Helvacı Hasan Kaşoğlu’nu saygın bir insan olarak tanıdım. Müşteriyi saygıyla karşılar; hatır sorardı. Siparişi hazırlamadan önce, helva bıçağı ile bir dilim helva keser, bıçağın üzerinde müşteriye nazikçe uzatırdı. Sunuş esnasında eldeki kibarlık, yüzdeki tebessüm her zaman dikkatimi çekmiştir.
Saraçlardan Hikmet Yaylı, kendi alanında önemli bir sanatkârdı, dükkânı müze olacak kadar aletlerle doluydu. Ara sıra uğrardım; kahve tiryakisiydi. Misafir, hane sahibinin ikramını geri çevrince “manfaatin oldu” dermiş. Ben de bu sözü hatırlatarak ikramını kabul etmezdim, şakalaşır, muhabbet ederdik.
Sanayi Çarşısı’nda Tekeli Kardeşler vardı. Dünya çapında saz ustalarıydı Ahmet ve Bekir ustalar. Sık sık atölyelerine uğrar, yapılan sazları incelerdim. Rahmetli Ahmet Tekeli 1975’de verdiğim özel siparişimi 6 yıl sonra yerine getirmişti. Her seferinde “size uygun tekne yok” derdi. Kardeşi Bekir usta da hatırşinas, muhterem bir insandı. Her ikisi de dostlarına, müşterilerine karşı çok saygı gösterirlerdi. Tevazuun ötesinde kanaatkâr insanlardı. Onların nazarında saz yapımı ticaret aracı değil, san’attı. Bizimkiler farkında değil, dünyada tanınmışlıkları vardı.

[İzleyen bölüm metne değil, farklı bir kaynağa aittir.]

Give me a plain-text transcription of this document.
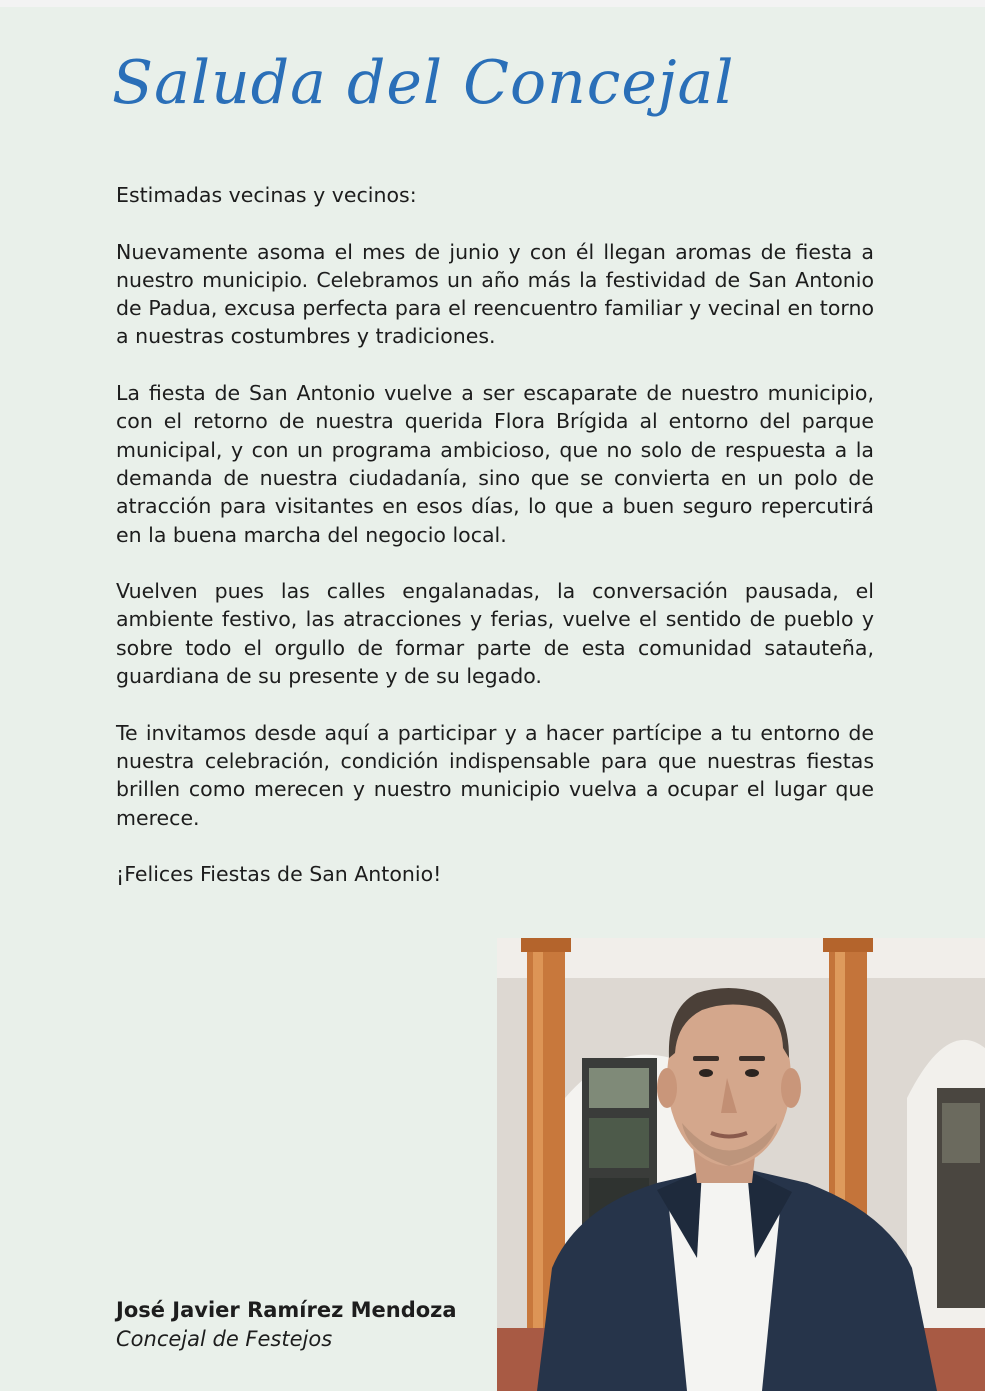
Saluda del Concejal

Estimadas vecinas y vecinos:

Nuevamente asoma el mes de junio y con él llegan aromas de fiesta a nuestro municipio. Celebramos un año más la festividad de San Antonio de Padua, excusa perfecta para el reencuentro familiar y vecinal en torno a nuestras costumbres y tradiciones.

La fiesta de San Antonio vuelve a ser escaparate de nuestro municipio, con el retorno de nuestra querida Flora Brígida al entorno del parque municipal, y con un programa ambicioso, que no solo de respuesta a la demanda de nuestra ciudadanía, sino que se convierta en un polo de atracción para visitantes en esos días, lo que a buen seguro repercutirá en la buena marcha del negocio local.

Vuelven pues las calles engalanadas, la conversación pausada, el ambiente festivo, las atracciones y ferias, vuelve el sentido de pueblo y sobre todo el orgullo de formar parte de esta comunidad satauteña, guardiana de su presente y de su legado.

Te invitamos desde aquí a participar y a hacer partícipe a tu entorno de nuestra celebración, condición indispensable para que nuestras fiestas brillen como merecen y nuestro municipio vuelva a ocupar el lugar que merece.

¡Felices Fiestas de San Antonio!

José Javier Ramírez Mendoza
Concejal de Festejos
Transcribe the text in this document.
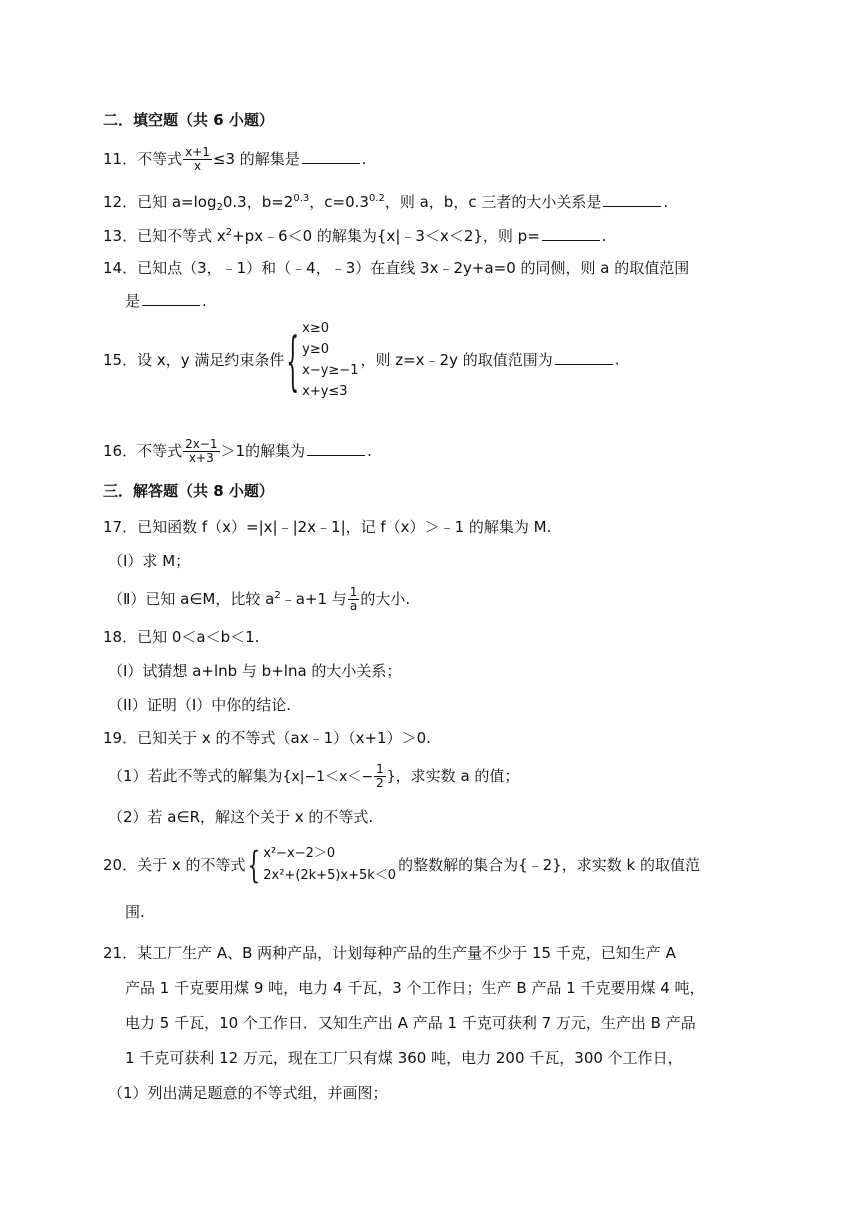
二．填空题（共 6 小题）
11．不等式 $\frac{x+1}{x} \le 3$ 的解集是	.
12．已知 $a=\log_20.3$，$b=2^{0.3}$，$c=0.3^{0.2}$，则 a，b，c 三者的大小关系是	.
13．已知不等式 $x^2+px﹣6<0$ 的解集为{x|﹣3＜x＜2}，则 p=	.
14．已知点（3，﹣1）和（﹣4，﹣3）在直线 3x﹣2y+a=0 的同侧，则 a 的取值范围
是	.
15．设 x，y 满足约束条件 { x≥0
y≥0
x−y≥−1
x+y≤3
，则 z=x﹣2y 的取值范围为	.
16．不等式 $\frac{2x-1}{x+3} >1$的解集为	.
三．解答题（共 8 小题）
17．已知函数 f（x）=|x|﹣|2x﹣1|，记 f（x）＞﹣1 的解集为 M.
（Ⅰ）求 M；
（Ⅱ）已知 a∈M，比较 $a^2﹣a+1$ 与 $\frac{1}{a}$ 的大小.
18．已知 0＜a＜b＜1.
（I）试猜想 a+lnb 与 b+lna 的大小关系；
（II）证明（I）中你的结论.
19．已知关于 x 的不等式（ax﹣1）（x+1）＞0.
（1）若此不等式的解集为 {$x|-1<x<- \frac{1}{2}$ } ，求实数 a 的值；
（2）若 a∈R，解这个关于 x 的不等式.
20．关于 x 的不等式 { x²−x−2＞0
2x²+(2k+5)x+5k＜0
的整数解的集合为{﹣2}，求实数 k 的取值范
围.
21．某工厂生产 A、B 两种产品，计划每种产品的生产量不少于 15 千克，已知生产 A
产品 1 千克要用煤 9 吨，电力 4 千瓦，3 个工作日；生产 B 产品 1 千克要用煤 4 吨，
电力 5 千瓦，10 个工作日．又知生产出 A 产品 1 千克可获利 7 万元，生产出 B 产品
1 千克可获利 12 万元，现在工厂只有煤 360 吨，电力 200 千瓦，300 个工作日，
（1）列出满足题意的不等式组，并画图；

Fehmi Ataulusoy; mütevâzı, cemiyetçi bir insandı. Ticaret Odası, bazı dernekler ve belediye meclisinde görev yapmıştı. Tam adını hatırlayamadım; Hazret-i Pir Derneği uzun yıllar onun öncülüğünde çalışmalarını sürdürdü. Cumartesi günleri ziyaret eder, şehrin geçmişi üzerine söyleşi yapardık. Dosyaladığı yazıları gösterir, bilgi verirdi. Onların içinde, eğitim tarihi açısından çok değerli bir belge görmüştüm. İzniyle fotokopisini aldım; “bunu yayımlayabilir miyim” diye sordum, “sen bilirsin” demişti. Nezaketen sağlığında yayımlamadım. Onun hakkında geniş bir yazı hazırlamak istiyorum, inşallah o zaman anlatırım.
Son sözümü rahmetli Hayri Darende’ye ayırdım. Okul, cami, sağlık ocağı yaptırdı, birçok hayır işinde bulundu. Sözü, sohbeti dinlenir, eli açık bir insandı. Kişiliğini, hizmetlerini birkaç satırla anlatamam.
Kimsenin incinmesini istemem; şehirdeki esnaf, tüccar sadece bunlardan mı ibaretti diye serzenişte bulunabilirsiniz. Ben kendi tanıdığım; çayını, kahvesini içtiğim insanları yazdım.
Son sözümü basına ayırdım. Şehir kültürünün oluşmasında yerel gazeteler önemlidir. Gazetecilik noktasında Hüsnü Açıksöz büyük bir değerdir. 1919-1931 yılları arasındaki Kastamonu’yu, onun sayesinde Açıksöz gazetesinden öğreniyoruz. İstiklâl Harbi’nde Kastamonu müstesna bir eserdir.
Rahmetli Siyami Özel kendine özgü, mütevazı bir kişilikti. İnandığı yolda yürüdü, eğilmedi. Kalemini özgürce kullandı. Memleket sorunlarını halkın anlayacağı şekilde dile getirdi. Eleştirileri yapıcıydı, nezaketliydi. 1980 yılının sonlarıydı; bir gün, şehrin bazı sorunlarını yazmasını söylemiştim. “Aziz hemşerim, sen âli mektep mezunusun, kendin yaz” demişti. Çok şükür, o günden beri yazıyoruz.
Aydın veya entelektüel sıfatını kullanmak ne derece doğru olur bilmem. Saydığım şahsiyetler meslek ahlâkları ve uzlaştırıcı kişilikleriyle örnek oldular. Şehrimize değer kattılar, mekânları Cennet olsun.